To, co jest prawdą w wymiarze fizycznym, jest także prawdą w wymiarze duchowym. Jeśli mamy osiągnąć coś, musimy nauczyć się praw i zasad wiary, której musimy poddać się. Kiedy to osiągniemy, możliwości, które tkwią w wierze znajdą swój praktyczny wyraz. W Liście do Galacjan 5,17 Paweł mówi, że to ciało powstrzymuje manifestację Bożego życia w Kościele. W Księdze Izajasza 58,6-7 czytamy z kolei, że Bóg dał nam post, by rozprawić się z ciałem.  Z wersetów 58,8-14 dowiadujemy się, że kiedy stosujemy prawo dotyczące postu, ciało zostaje złamane, i wszelka moc, która jest w „Bożym życiu” w nas znajdzie swój wyraz.

„Wtedy twoje światło wzejdzie jak zorza poranna i twoje uzdrowienie rychło nastąpi; twoja sprawiedliwość pójdzie przed tobą, a chwała PAŃSKA będzie twoją tylną strażą. Gdy potem będziesz wołał, PAN cię wysłucha, a gdy będziesz krzyczał o pomoc, odpowie: Oto jestem! Gdy usuniesz spośród siebie jarzmo, szydercze pokazywanie palcem i bezecne mówienia. Gdy głodnemu podasz swój chleb i zaspokoisz pragnienia strapionego, wtedy twoje światło wzejdzie w ciemności, a twój zmierzch będzie jak południe, i PAN będzie ciebie stale prowadził i nasyci twoją duszę nawet na pustkowiach. I sprawi, że twoje członki odzyskają swoją siłę, i będziesz jak ogród nawodniony i jak źródło, którego wody nie wysychają. Twoi ludzie odbudują prastare gruzy, podźwigniesz fundamenty dawnych pokoleń i nazwą cię naprawiaczem wyłomów, odnowicielem, aby w nich można było mieszkać. Jeżeli powstrzymasz swoją nogę od bezczeszczenia  sabatu, aby załatwiać swoje sprawy w moim świętym dniu, i będziesz nazywać sabat rozkoszą, a dzień poświęcony PANU godnym czci, i uczcisz go nie odbywając w nim podróży, nie załatwiając swoich spraw i nie prowadząc pustej rozmowy. Wtedy będziesz się rozkoszował PANEM, a Ja sprawię, że wzniesiesz się ponad wyżyny ziemi, i nakarmię cię dziedzictwem twojego ojca, Jakuba,  bo usta PANA to przyrzekły” ( Iz 58,8-14 )

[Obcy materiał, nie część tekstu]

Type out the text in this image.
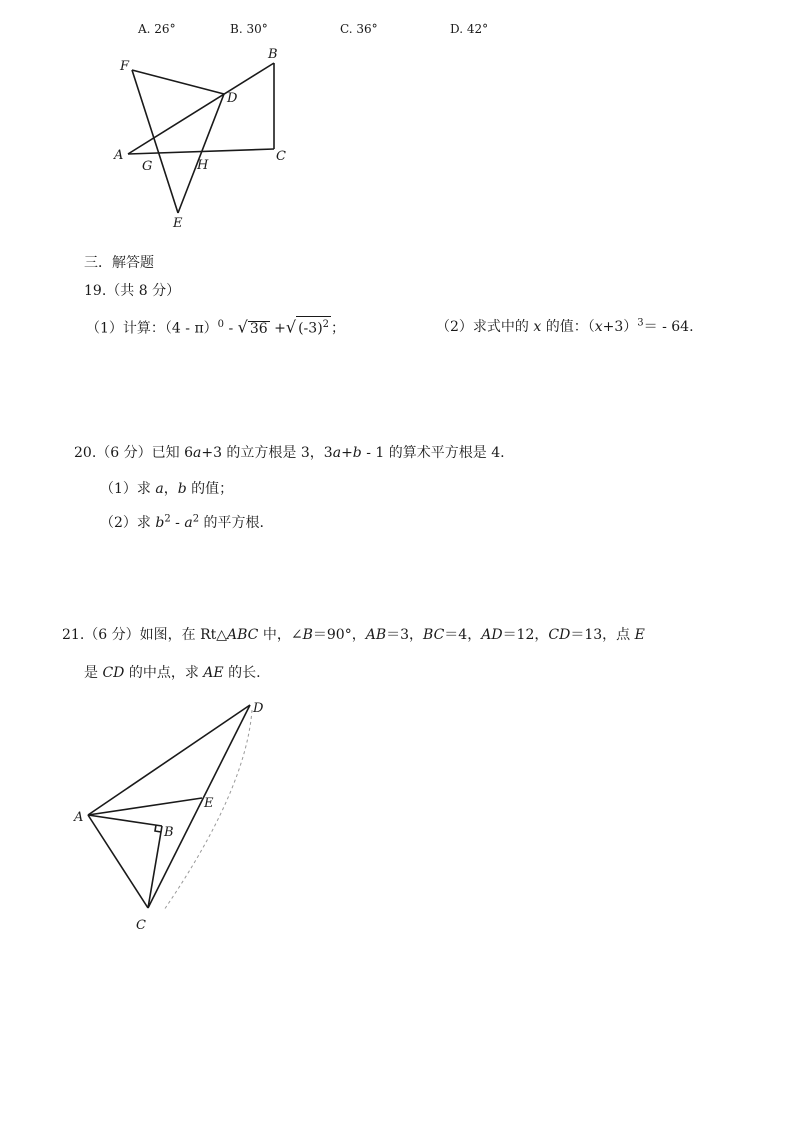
A. 26°	B. 30°	C. 36°	D. 42°
F
B
D
A
G	H
C
E
三．解答题
19.（共 8 分）
（1）计算：（4 - π）$^0$ - √ 36 +√ $(-3)^2$ ；	（2）求式中的 x 的值：$(x+3)^3= - 64$.
20.（6 分）已知 6a+3 的立方根是 3，3a+b - 1 的算术平方根是 4.
（1）求 a，b 的值；
（2）求 $b^2 - a^2$ 的平方根.
21.（6 分）如图，在 Rt△ABC 中，∠B＝90°，AB＝3，BC＝4，AD＝12，CD＝13，点 E
是 CD 的中点，求 AE 的长.
D
E
A
B
C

Na koniec pozwólcie, że podzielę się najważniejszą lekcją dla was, jak i dla mnie. Bóg urzeczywistnia się w naszym powołaniu. Ten, który przebywa w „nowym stworzeniu”, nadal działa i może jedynie działać poprzez ten niezmienny proces. W umyśle człowieka  pojawia się zamysł Ojca. Syn wypowiada ustami człowieka stwórcze słowo wiary, a następnie Duch urzeczywistnia to poprzez człowieka. Zamiarem Boga, który w nas zamieszkuje, jest chcieć i wykonać to, czego pragnie. Tylko część odpowiedzialności spoczywa na człowieku, lecz jest ona tak ważna, ponieważ cały efekt zależy właśnie od niej. Człowiek musi wziąć praktyczny udział w procesie realizowania wiary. Wierzący musi powstać i przyjąć fakt, że razem z Synem sam stał się synem w Chrystusie i jego zadaniem teraz jest współpracować w tym stwórczym procesie kreowanym przez Boga Ojca.